> Segher Boessenkool wrote:
> On Thu, Sep 03, 2015 at 12:43:34PM +0100, Wilco Dijkstra wrote:
> > > > Combine canonicalizes certain AND masks in a comparison with zero into
> > > > extracts of the
> > > widest
> > > > register type. During matching these are expanded into a very
> > > > inefficient sequence that
> > > fails to
> > > > match. For example (x & 2) == 0 is matched in combine like this:
> > > >
> > > > Failed to match this instruction:
> > > > (set (reg:CC 66 cc)
> > > > (compare:CC (zero_extract:DI (subreg:DI (reg/v:SI 76 [ xD.2641 ]) 0)
> > > > (const_int 1 [0x1])
> > > > (const_int 1 [0x1]))
> > > > (const_int 0 [0])))
> > >
> > > Yes. Some processors even have specific instructions to do this.
> >
> > However there are 2 issues with this, one is the spurious subreg,
>
> Combine didn't make that up out of thin air; something already used
> DImode here. It could simplify it to SImode in this case, that is
> true, don't know why it doesn't; it isn't necessarily faster code to
> do so, it can be slower, it might not match, etc.
The relevant RTL instructions on AArch64 are:
(insn 8 3 25 2 (set (reg:SI 77 [ D.2705 ])
(and:SI (reg/v:SI 76 [ xD.2641 ])
(const_int 2 [0x2]))) tmp5.c:122 452 {andsi3}
(nil))
(insn 26 25 27 2 (set (reg:CC 66 cc)
(compare:CC (reg:SI 77 [ D.2705 ])
(const_int 0 [0]))) tmp5.c:122 377 {*cmpsi}
(expr_list:REG_DEAD (reg:SI 77 [ D.2705 ])
(nil)))
I don't see anything using DI...
> > the other is
> > that only a subset of legal zero_extracts are tried (only single bit and the
> > degenerate case of zero_extract with shift of 0 - which I think should not
> > be a
> > zero_extract). All other AND immediate remain as AND.
>
> Yes. I'm happy to see this weird special case "optimisation",
> "canocalisation" gone.
>
> > So to emit an AND on targets without such specific instructions, or where
> > such
> > instructions are more expensive than a simple AND (*), you need now at
> > least 3 different
> > backend patterns for any instruction that can emit AND immediate...
>
> It's only a problem for AND-and-compare, no?
Yes, so it looks like some other backends match the odd pattern and then have
another
pattern change it back into the canonical AND/TST form during the split phase
(maybe
the subreg confuses register allocation or block other optimizations). This all
seems
a lot of unnecessary complexity for a few special immediates when there is a
much
simpler solution...
> > (*) I think that is another issue in combine - when both alternatives match
> > you
> > want to select the lowest cost one, not the first one that matches.
>
> That's recog, not combine. And quite a few backends rely on "first match
> wins", because it always has been that way.
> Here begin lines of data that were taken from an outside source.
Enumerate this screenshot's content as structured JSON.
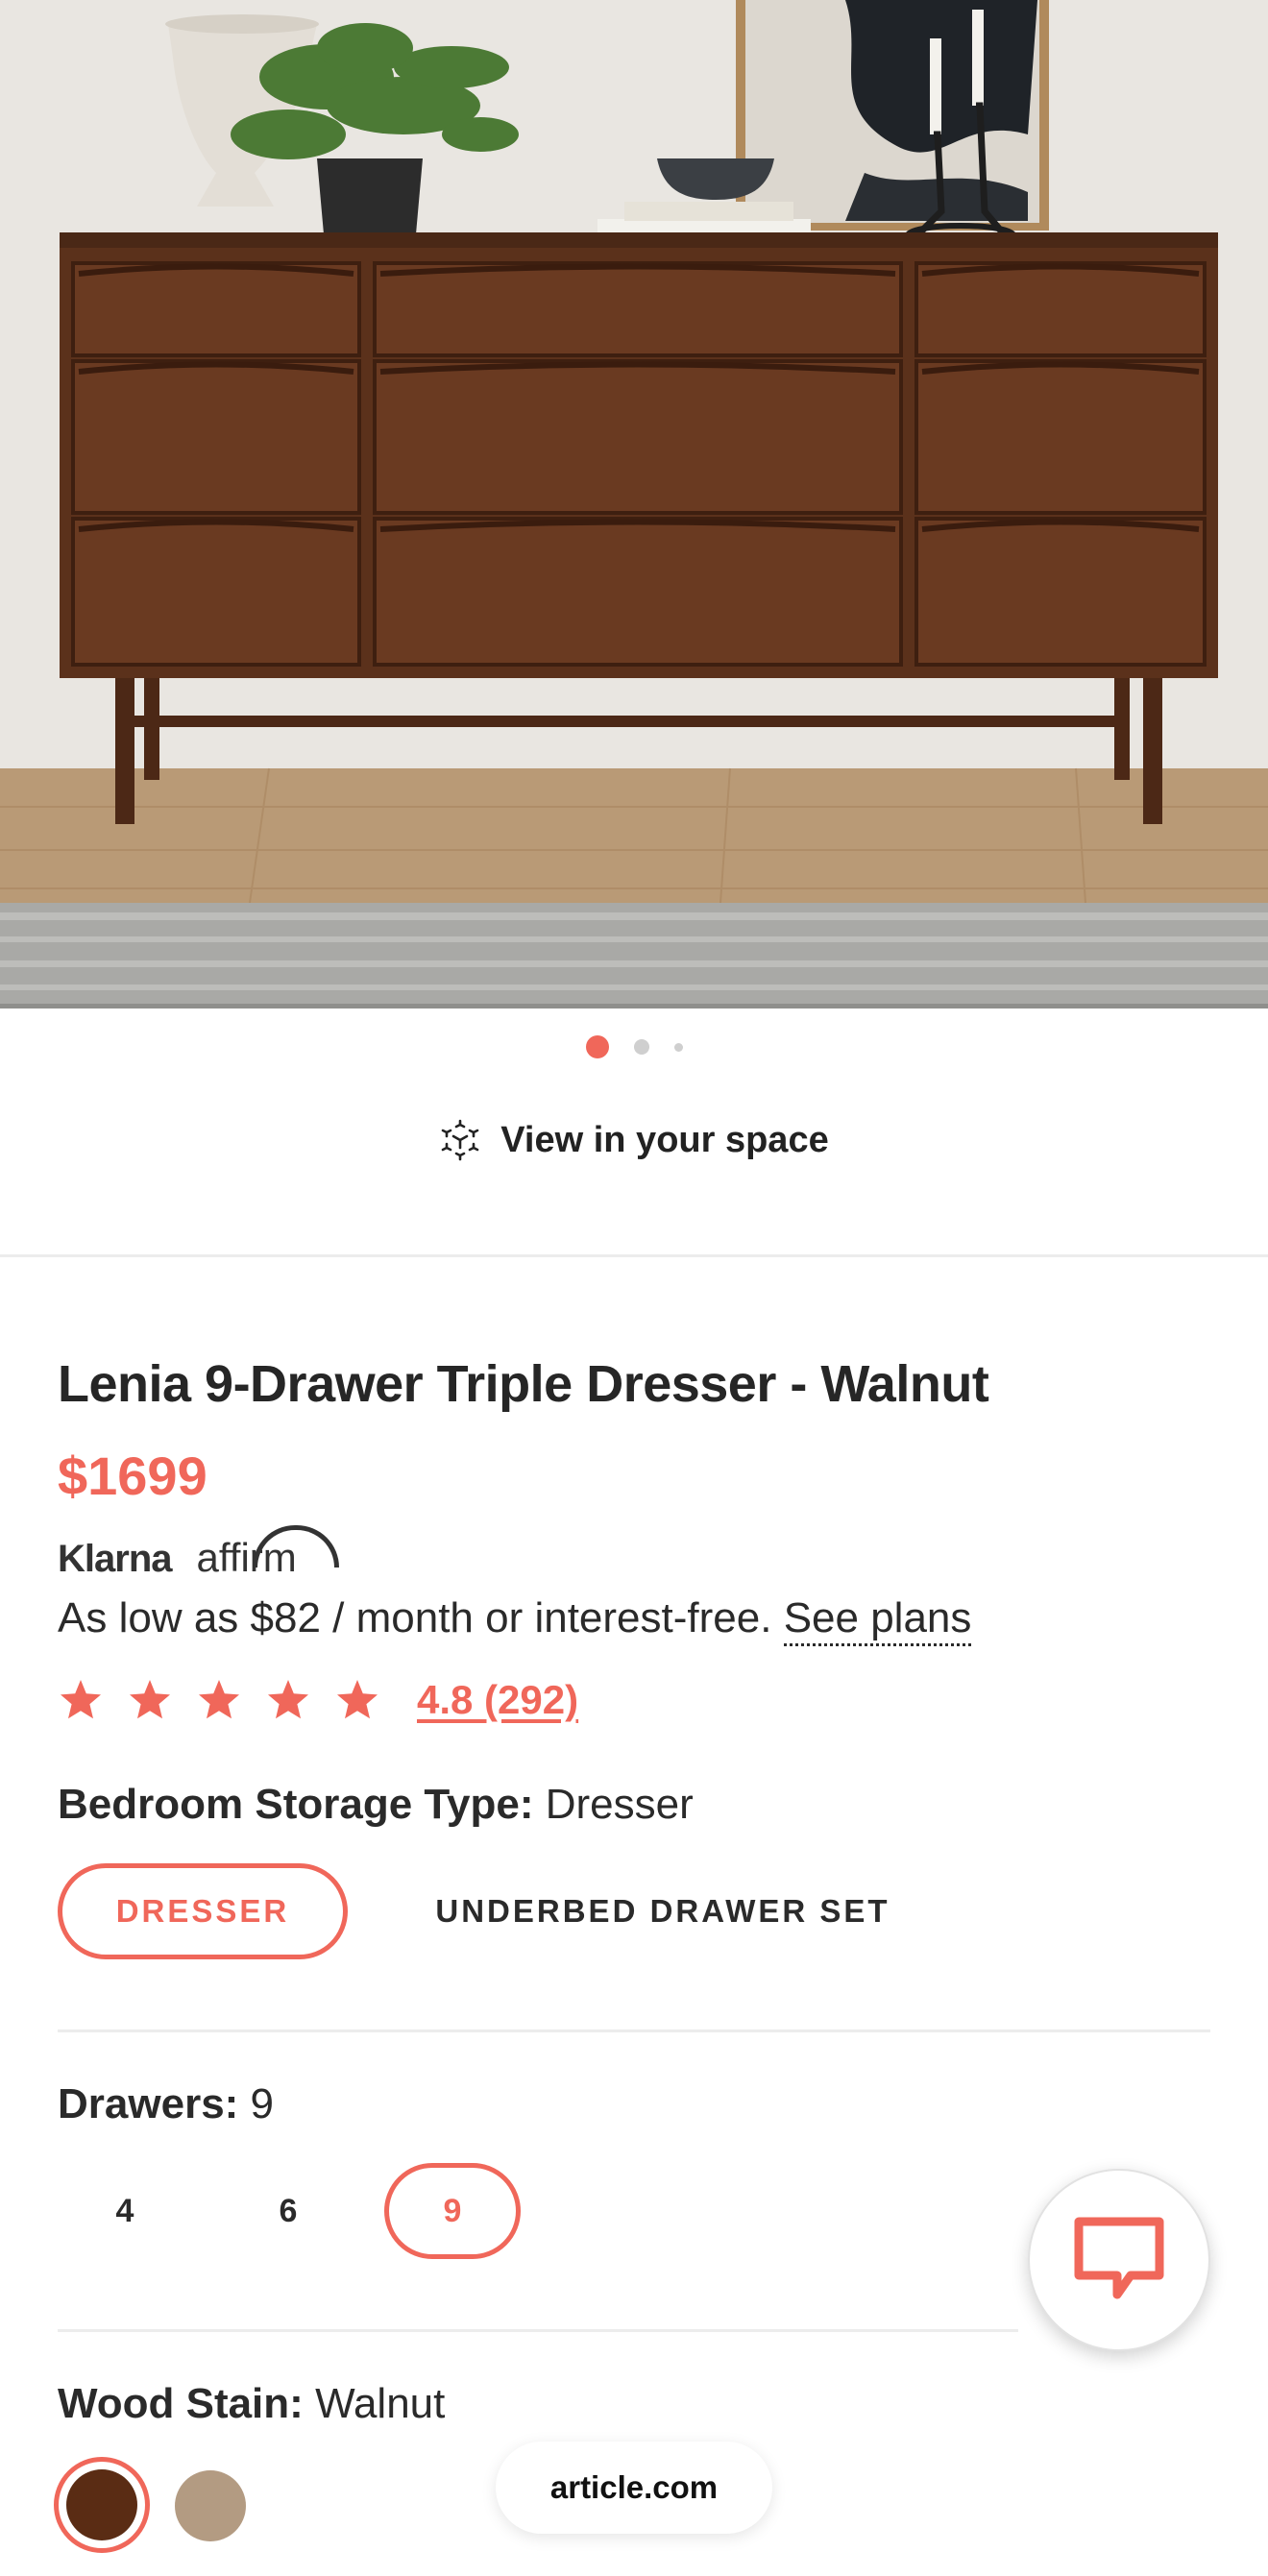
{
  "gallery": {
    "image_alt": "Walnut 9-drawer dresser in a styled room",
    "slide_count": 3,
    "active_slide": 1
  },
  "view_in_space": {
    "label": "View in your space",
    "icon": "ar-cube-icon"
  },
  "product": {
    "title": "Lenia 9-Drawer Triple Dresser - Walnut",
    "price": "$1699"
  },
  "financing": {
    "providers": [
      "Klarna",
      "affirm"
    ],
    "text": "As low as $82 / month or interest-free.",
    "link_label": "See plans"
  },
  "rating": {
    "stars": 5,
    "text": "4.8 (292)",
    "star_color": "#f0675a"
  },
  "options": {
    "storage_type": {
      "label": "Bedroom Storage Type:",
      "value": "Dresser",
      "choices": [
        {
          "label": "DRESSER",
          "selected": true
        },
        {
          "label": "UNDERBED DRAWER SET",
          "selected": false
        }
      ]
    },
    "drawers": {
      "label": "Drawers:",
      "value": "9",
      "choices": [
        {
          "label": "4",
          "selected": false
        },
        {
          "label": "6",
          "selected": false
        },
        {
          "label": "9",
          "selected": true
        }
      ]
    },
    "wood_stain": {
      "label": "Wood Stain:",
      "value": "Walnut",
      "swatches": [
        {
          "name": "Walnut",
          "color": "#5a2c14",
          "selected": true
        },
        {
          "name": "Oak",
          "color": "#b39b82",
          "selected": false
        }
      ]
    }
  },
  "chat": {
    "icon": "chat-bubble-icon"
  },
  "browser": {
    "url": "article.com"
  },
  "colors": {
    "accent": "#f0675a",
    "text": "#262626"
  }
}
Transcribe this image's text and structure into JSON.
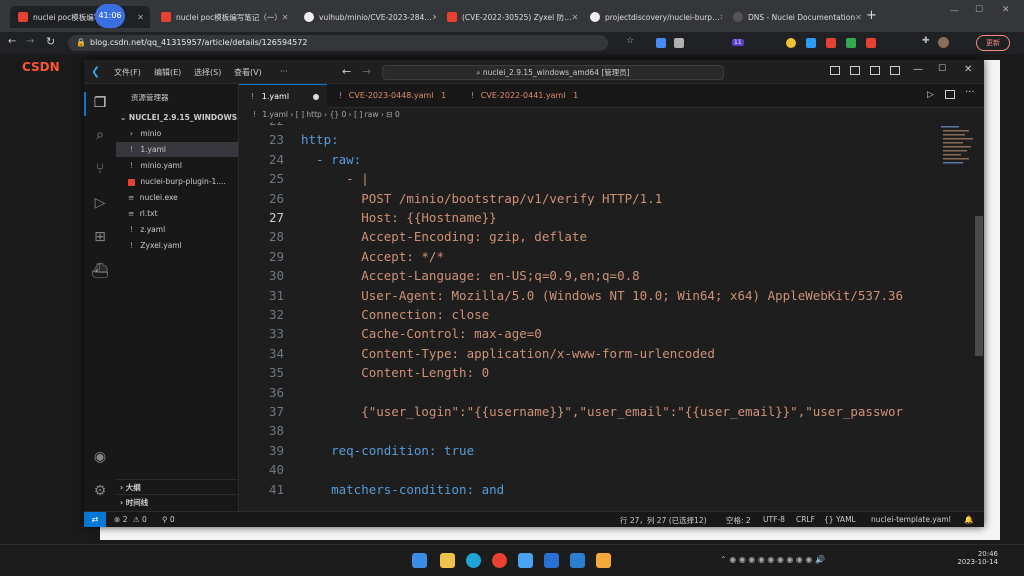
{
  "browser": {
    "tabs": [
      {
        "title": "nuclei poc模板编写…",
        "icon": "csdn-icon",
        "active": true
      },
      {
        "title": "nuclei poc模板编写笔记（一）",
        "icon": "csdn-icon"
      },
      {
        "title": "vulhub/minio/CVE-2023-284…",
        "icon": "github-icon"
      },
      {
        "title": "(CVE-2022-30525) Zyxel 防…",
        "icon": "csdn-icon"
      },
      {
        "title": "projectdiscovery/nuclei-burp…",
        "icon": "github-icon"
      },
      {
        "title": "DNS - Nuclei Documentation",
        "icon": "globe-icon"
      }
    ],
    "timer_badge": "41:06",
    "url": "blog.csdn.net/qq_41315957/article/details/126594572",
    "update_label": "更新",
    "ext_badge": "11",
    "csdn_logo": "CSDN",
    "page_zoom_hint": "2/2"
  },
  "vscode": {
    "menus": [
      "文件(F)",
      "编辑(E)",
      "选择(S)",
      "查看(V)",
      "···"
    ],
    "command_center": "nuclei_2.9.15_windows_amd64 [管理员]",
    "explorer": {
      "title": "资源管理器",
      "root": "NUCLEI_2.9.15_WINDOWS...",
      "items": [
        {
          "name": "minio",
          "kind": "folder"
        },
        {
          "name": "1.yaml",
          "kind": "yaml",
          "selected": true
        },
        {
          "name": "minio.yaml",
          "kind": "yaml"
        },
        {
          "name": "nuclei-burp-plugin-1....",
          "kind": "jar"
        },
        {
          "name": "nuclei.exe",
          "kind": "exe"
        },
        {
          "name": "rl.txt",
          "kind": "txt"
        },
        {
          "name": "z.yaml",
          "kind": "yaml"
        },
        {
          "name": "Zyxel.yaml",
          "kind": "yaml"
        }
      ],
      "outline": "大纲",
      "timeline": "时间线"
    },
    "tabs": [
      {
        "label": "1.yaml",
        "active": true,
        "dirty": true
      },
      {
        "label": "CVE-2023-0448.yaml",
        "badge": "1"
      },
      {
        "label": "CVE-2022-0441.yaml",
        "badge": "1"
      }
    ],
    "breadcrumbs": [
      "1.yaml",
      "[ ] http",
      "{} 0",
      "[ ] raw",
      "0"
    ],
    "code": [
      {
        "n": "22",
        "text": ""
      },
      {
        "n": "23",
        "text": "http:"
      },
      {
        "n": "24",
        "text": "  - raw:"
      },
      {
        "n": "25",
        "text": "      - |"
      },
      {
        "n": "26",
        "text": "        POST /minio/bootstrap/v1/verify HTTP/1.1"
      },
      {
        "n": "27",
        "text": "        Host: {{Hostname}}"
      },
      {
        "n": "28",
        "text": "        Accept-Encoding: gzip, deflate"
      },
      {
        "n": "29",
        "text": "        Accept: */*"
      },
      {
        "n": "30",
        "text": "        Accept-Language: en-US;q=0.9,en;q=0.8"
      },
      {
        "n": "31",
        "text": "        User-Agent: Mozilla/5.0 (Windows NT 10.0; Win64; x64) AppleWebKit/537.36"
      },
      {
        "n": "32",
        "text": "        Connection: close"
      },
      {
        "n": "33",
        "text": "        Cache-Control: max-age=0"
      },
      {
        "n": "34",
        "text": "        Content-Type: application/x-www-form-urlencoded"
      },
      {
        "n": "35",
        "text": "        Content-Length: 0"
      },
      {
        "n": "36",
        "text": ""
      },
      {
        "n": "37",
        "text": "        {\"user_login\":\"{{username}}\",\"user_email\":\"{{user_email}}\",\"user_passwor"
      },
      {
        "n": "38",
        "text": ""
      },
      {
        "n": "39",
        "text": "    req-condition: true"
      },
      {
        "n": "40",
        "text": ""
      },
      {
        "n": "41",
        "text": "    matchers-condition: and"
      }
    ],
    "status": {
      "errors": "2",
      "warnings": "0",
      "ports": "0",
      "position": "行 27，列 27 (已选择12)",
      "indent": "空格: 2",
      "encoding": "UTF-8",
      "eol": "CRLF",
      "language": "YAML",
      "schema": "nuclei-template.yaml"
    }
  },
  "taskbar": {
    "time": "20:46",
    "date": "2023-10-14"
  },
  "colors": {
    "accent": "#0078d4",
    "string": "#ce9178",
    "key": "#569cd6",
    "yaml_icon": "#c586c0"
  }
}
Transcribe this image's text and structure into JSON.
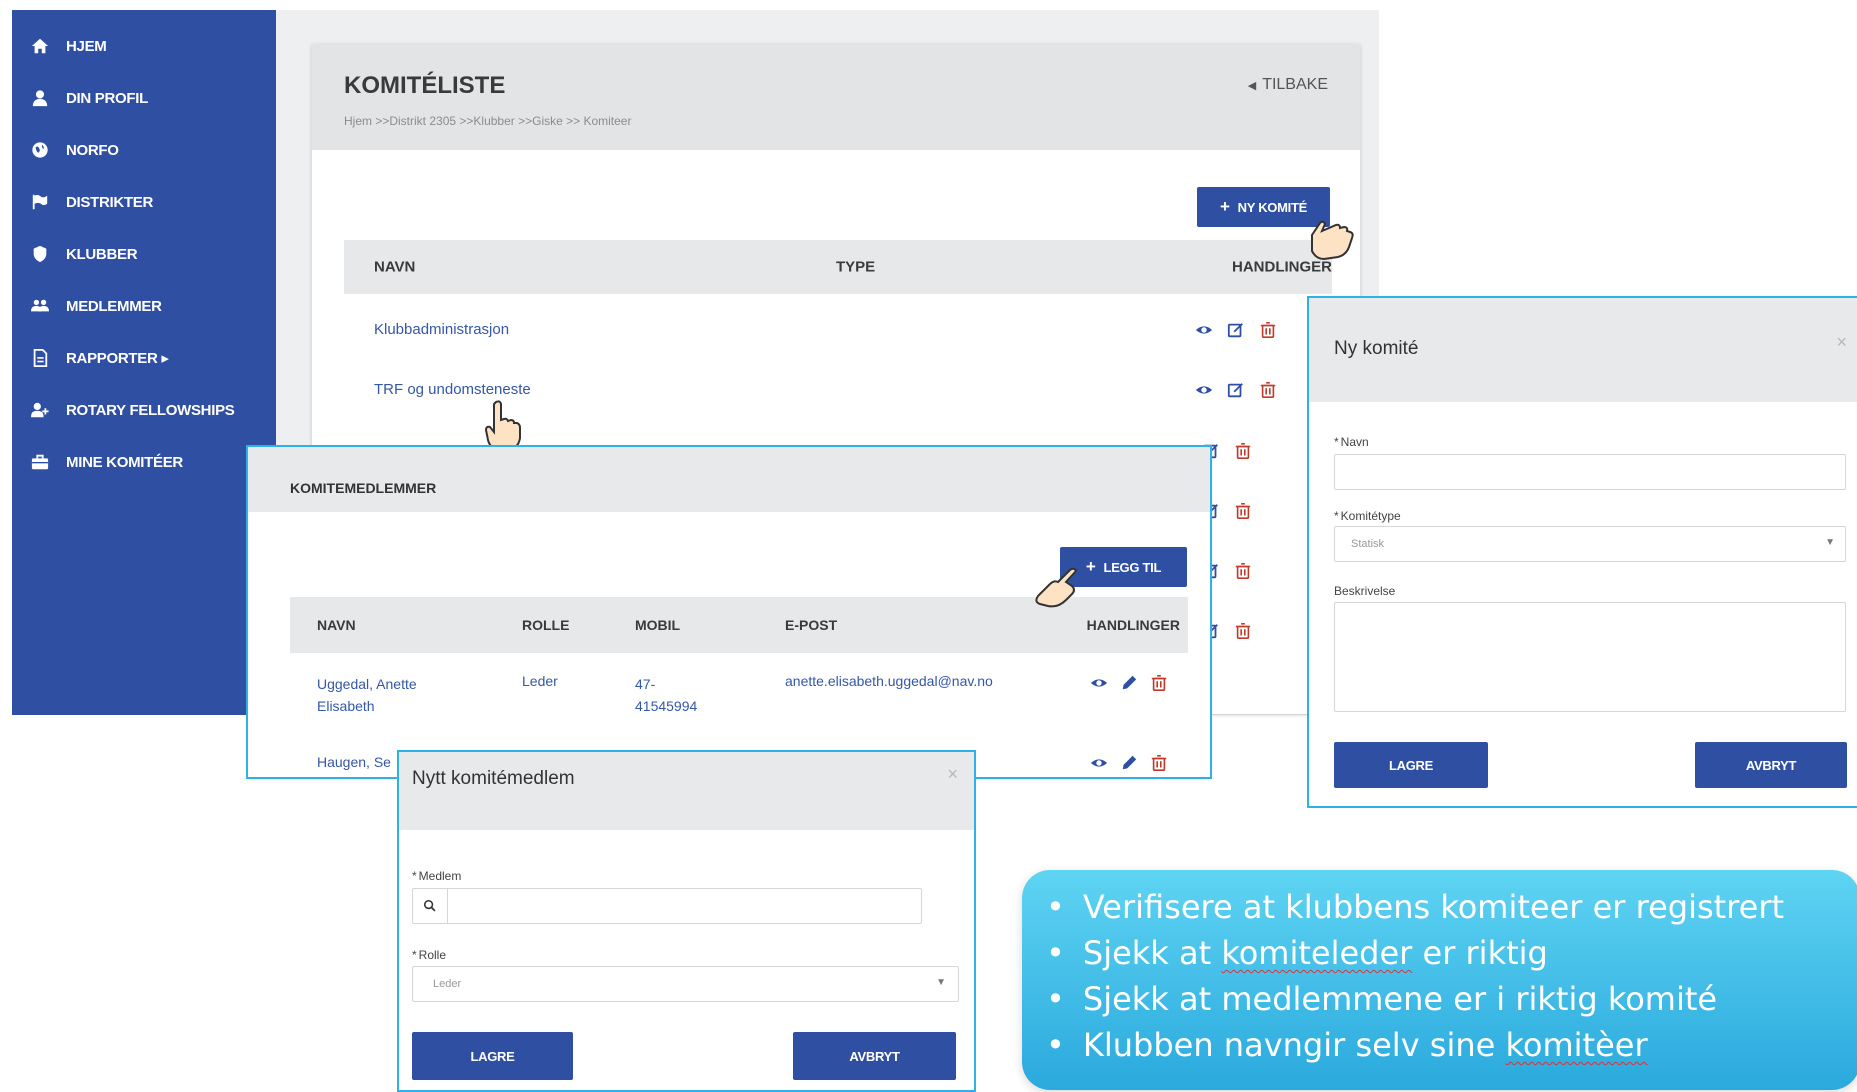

It also is very easy to write
> such patterns accidentally (sometimes even the exact same one twice in the
> same machine description, etc.)
>
> > > > Failed to match this instruction:
> > > > (set (reg:CC 66 cc)
> > > > (compare:CC (and:DI (lshiftrt:DI (subreg:DI (reg/v:SI 76 [ xD.2641
> > > > ]) 0)
> > > > (const_int 1 [0x1]))
> > > > (const_int 1 [0x1]))
> > > > (const_int 0 [0])))
> > >
> > > This is after r223067. Combine tests only one "final" instruction; that
> > > revision rewrites zero_ext* if it doesn't match and tries again. This
> > > helps for processors that can do more generic masks (like rs6000, and I
> > > believe also aarch64?): without it, you need many more patterns to match
> > > all the zero_ext{ract,end} cases.
> >
> > But there are more efficient ways to emit single bit and masks tests that
> > apply
> > to most CPUs rather than doing something specific that works for just one
> > target
> > only. For example single bit test is a simple shift into carry flag or into
> > the
> > sign bit, and for mask tests, you shift out all the non-mask bits.
>
> Most of those are quite target-specific. Some others are already done,
> and/or done by other passes.
But what combine does here is even more target-specific. Shifts and AND setting
flags
are universally supported on targets with condition code register.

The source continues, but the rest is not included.